The is the performance of a lifetime for Chiwetel Ejiofor (2012, Salt, American Gangster).  He is so good and I can only hope to see more of this caliber in the future, even though I am sure the movie shoot was an exhausting and even painful experience for him.  Actually, I know it was hard for him because he made you feel his pain through the screen.  I really want to say that this is one of those as you've never seen him before instances for Paul Giamatti, but looking through his list of movies (and I should have known this already), the man is most definitely a chameleon.  His role as Freeman, the man who first buys Northrup in New Orleans to sell him to wealthy plantation owners, is a short role but a very effective portrayal of a man in the slave trade business in 1841.  The expressions on his face are hardcore and almost haunting.  Michael Fassbender has made my choice for the Best Supporting Actor Academy Award a more difficult decision.  Anyone who knows me and has read my review on Prometheus knows he is definitely one of my favorites in the business right now.  At first I thought his portrayal of Edwin Epps, the second plantation owner Northrup is sold to, could rival DiCaprio's Calvin Candie, but alas, this was a different kind of badass evil.  It is almost like he is troubled by it where Candie enjoyed the hell out of it.  Either way, Fassbender's brooding intensity was splashed all over the 35mm film.

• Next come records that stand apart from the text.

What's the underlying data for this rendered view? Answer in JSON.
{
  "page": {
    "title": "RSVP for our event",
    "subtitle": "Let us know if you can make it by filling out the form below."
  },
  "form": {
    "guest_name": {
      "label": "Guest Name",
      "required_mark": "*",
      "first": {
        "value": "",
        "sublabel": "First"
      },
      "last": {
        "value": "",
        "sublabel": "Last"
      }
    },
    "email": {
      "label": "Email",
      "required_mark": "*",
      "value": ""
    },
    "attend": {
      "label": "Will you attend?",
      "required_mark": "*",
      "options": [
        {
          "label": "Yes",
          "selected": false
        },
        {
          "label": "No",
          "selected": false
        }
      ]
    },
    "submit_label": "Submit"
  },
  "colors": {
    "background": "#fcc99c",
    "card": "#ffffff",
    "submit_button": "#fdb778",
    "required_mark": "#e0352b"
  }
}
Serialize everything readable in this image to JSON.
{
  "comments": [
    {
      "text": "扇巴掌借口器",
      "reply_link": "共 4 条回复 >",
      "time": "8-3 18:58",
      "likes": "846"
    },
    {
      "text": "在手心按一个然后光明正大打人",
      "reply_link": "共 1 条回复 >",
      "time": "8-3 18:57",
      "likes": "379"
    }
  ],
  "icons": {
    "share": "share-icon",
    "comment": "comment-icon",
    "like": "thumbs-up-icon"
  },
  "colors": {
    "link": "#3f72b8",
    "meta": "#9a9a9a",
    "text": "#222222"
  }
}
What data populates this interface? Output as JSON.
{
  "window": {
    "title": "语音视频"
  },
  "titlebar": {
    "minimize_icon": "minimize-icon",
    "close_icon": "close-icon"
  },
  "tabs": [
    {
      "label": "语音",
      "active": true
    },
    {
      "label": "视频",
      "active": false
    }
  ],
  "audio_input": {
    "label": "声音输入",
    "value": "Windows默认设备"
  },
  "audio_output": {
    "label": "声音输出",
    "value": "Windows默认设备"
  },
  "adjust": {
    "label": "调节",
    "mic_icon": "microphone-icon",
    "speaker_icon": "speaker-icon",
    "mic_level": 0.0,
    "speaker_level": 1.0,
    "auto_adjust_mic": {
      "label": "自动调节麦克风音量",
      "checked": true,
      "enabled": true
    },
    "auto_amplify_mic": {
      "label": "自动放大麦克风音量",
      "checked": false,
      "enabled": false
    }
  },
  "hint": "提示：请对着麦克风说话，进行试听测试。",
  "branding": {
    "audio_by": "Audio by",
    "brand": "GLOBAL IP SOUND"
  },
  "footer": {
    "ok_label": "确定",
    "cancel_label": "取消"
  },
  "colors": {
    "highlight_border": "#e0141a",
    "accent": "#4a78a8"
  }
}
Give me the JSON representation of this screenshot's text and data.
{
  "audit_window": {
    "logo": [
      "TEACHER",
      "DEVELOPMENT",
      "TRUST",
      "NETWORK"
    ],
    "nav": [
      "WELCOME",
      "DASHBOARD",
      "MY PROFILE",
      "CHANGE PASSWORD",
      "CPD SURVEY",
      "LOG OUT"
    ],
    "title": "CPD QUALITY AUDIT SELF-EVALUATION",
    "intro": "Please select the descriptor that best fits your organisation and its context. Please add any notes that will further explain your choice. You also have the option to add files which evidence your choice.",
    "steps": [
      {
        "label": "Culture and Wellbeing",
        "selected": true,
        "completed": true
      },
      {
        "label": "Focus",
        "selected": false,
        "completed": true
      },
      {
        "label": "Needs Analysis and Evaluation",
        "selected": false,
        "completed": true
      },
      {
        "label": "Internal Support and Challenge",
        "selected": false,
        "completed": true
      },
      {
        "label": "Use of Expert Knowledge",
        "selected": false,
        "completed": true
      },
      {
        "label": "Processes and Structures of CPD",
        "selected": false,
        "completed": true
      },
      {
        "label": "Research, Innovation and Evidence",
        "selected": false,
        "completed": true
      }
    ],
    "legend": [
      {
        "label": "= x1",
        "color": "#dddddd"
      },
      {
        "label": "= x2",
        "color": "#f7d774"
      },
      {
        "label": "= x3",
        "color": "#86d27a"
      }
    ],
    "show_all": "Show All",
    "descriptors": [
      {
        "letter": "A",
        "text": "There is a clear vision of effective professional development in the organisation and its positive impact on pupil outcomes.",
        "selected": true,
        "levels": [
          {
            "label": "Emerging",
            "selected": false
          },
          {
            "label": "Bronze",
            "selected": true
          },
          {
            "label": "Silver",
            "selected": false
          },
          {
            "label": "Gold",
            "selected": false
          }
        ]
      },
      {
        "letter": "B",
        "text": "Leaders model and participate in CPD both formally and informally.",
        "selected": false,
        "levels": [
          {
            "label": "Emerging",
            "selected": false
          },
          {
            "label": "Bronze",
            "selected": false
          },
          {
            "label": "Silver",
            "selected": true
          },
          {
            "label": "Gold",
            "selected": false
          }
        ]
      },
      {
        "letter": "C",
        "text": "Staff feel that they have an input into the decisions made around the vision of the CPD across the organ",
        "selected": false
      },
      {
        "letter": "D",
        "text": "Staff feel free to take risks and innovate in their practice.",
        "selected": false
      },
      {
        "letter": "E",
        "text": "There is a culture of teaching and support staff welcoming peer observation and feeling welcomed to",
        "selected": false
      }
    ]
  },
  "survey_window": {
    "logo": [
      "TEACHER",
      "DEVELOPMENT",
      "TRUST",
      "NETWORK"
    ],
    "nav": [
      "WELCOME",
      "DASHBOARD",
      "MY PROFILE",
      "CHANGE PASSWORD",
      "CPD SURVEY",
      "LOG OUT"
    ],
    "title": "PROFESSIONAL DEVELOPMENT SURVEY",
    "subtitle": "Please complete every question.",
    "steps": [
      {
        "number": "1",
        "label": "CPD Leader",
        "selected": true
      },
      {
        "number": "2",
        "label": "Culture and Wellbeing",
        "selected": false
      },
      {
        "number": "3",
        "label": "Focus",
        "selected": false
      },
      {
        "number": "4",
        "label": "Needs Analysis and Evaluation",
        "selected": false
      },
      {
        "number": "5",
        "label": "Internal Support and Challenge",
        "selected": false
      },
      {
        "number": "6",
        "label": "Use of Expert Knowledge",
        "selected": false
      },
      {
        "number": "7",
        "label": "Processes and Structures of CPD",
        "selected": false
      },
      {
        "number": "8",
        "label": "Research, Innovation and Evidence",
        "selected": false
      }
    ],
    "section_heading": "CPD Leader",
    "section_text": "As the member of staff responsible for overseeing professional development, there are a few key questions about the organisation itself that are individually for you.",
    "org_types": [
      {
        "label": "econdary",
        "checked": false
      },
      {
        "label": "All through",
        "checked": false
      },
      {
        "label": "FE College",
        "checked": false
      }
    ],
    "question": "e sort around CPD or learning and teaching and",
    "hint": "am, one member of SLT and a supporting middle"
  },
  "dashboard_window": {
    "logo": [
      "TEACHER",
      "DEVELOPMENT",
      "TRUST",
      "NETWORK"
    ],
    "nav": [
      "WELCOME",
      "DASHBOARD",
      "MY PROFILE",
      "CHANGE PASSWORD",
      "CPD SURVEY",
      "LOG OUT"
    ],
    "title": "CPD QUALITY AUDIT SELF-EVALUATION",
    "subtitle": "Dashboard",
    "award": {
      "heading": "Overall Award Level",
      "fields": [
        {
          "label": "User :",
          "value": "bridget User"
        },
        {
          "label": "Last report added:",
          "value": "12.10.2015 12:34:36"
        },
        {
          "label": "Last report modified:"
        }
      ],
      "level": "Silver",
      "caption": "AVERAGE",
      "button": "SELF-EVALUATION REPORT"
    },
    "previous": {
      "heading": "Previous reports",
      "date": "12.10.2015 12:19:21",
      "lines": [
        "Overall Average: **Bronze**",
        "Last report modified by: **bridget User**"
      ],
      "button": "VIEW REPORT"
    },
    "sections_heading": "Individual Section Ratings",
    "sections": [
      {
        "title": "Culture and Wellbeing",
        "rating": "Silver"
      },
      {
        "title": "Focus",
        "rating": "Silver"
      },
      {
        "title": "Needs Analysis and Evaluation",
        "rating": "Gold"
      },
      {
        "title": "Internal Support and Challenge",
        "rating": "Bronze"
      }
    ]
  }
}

Playing Epps' wife Mary in an awesome stoically chilling performance is Sarah Paulson, who is equally amazing in one of my favorite shows on right now, American Horror Story.  Mistress Epps is a stone cold woman and Paulson's portrayal is damn near freezing. Making her big screen debut is Lupita Nyong'o, portraying Patsey, Epps' "favorite" worker on the plantation.  He showered her often with the only kind of attention his demented mind is able to give, but of course this does not sit well with the mistress of the house.  I can shower her with all kinds of adjectives praising her Academy Award nominated performance but all I am going to say is this actress now has a long, amazing career ahead of her.

The film itself is a fine, very fine American historical drama chronicling a very dark time in our country's history.  But for some people to say the movie is "too much" or "goes too far," you cannot sugar coat anything that happened then.  Also, those people apparently did not read Northrop's 1853 memoir because it does not hold any punches and neither does director Steve McQueen.  Yes, you will be in awe of the performances and the movie itself, shocked and saddened by what you are watching on screen but just remember, at least you are not in the position to write the same kind of memoir.

Thank you and see you at the next blog.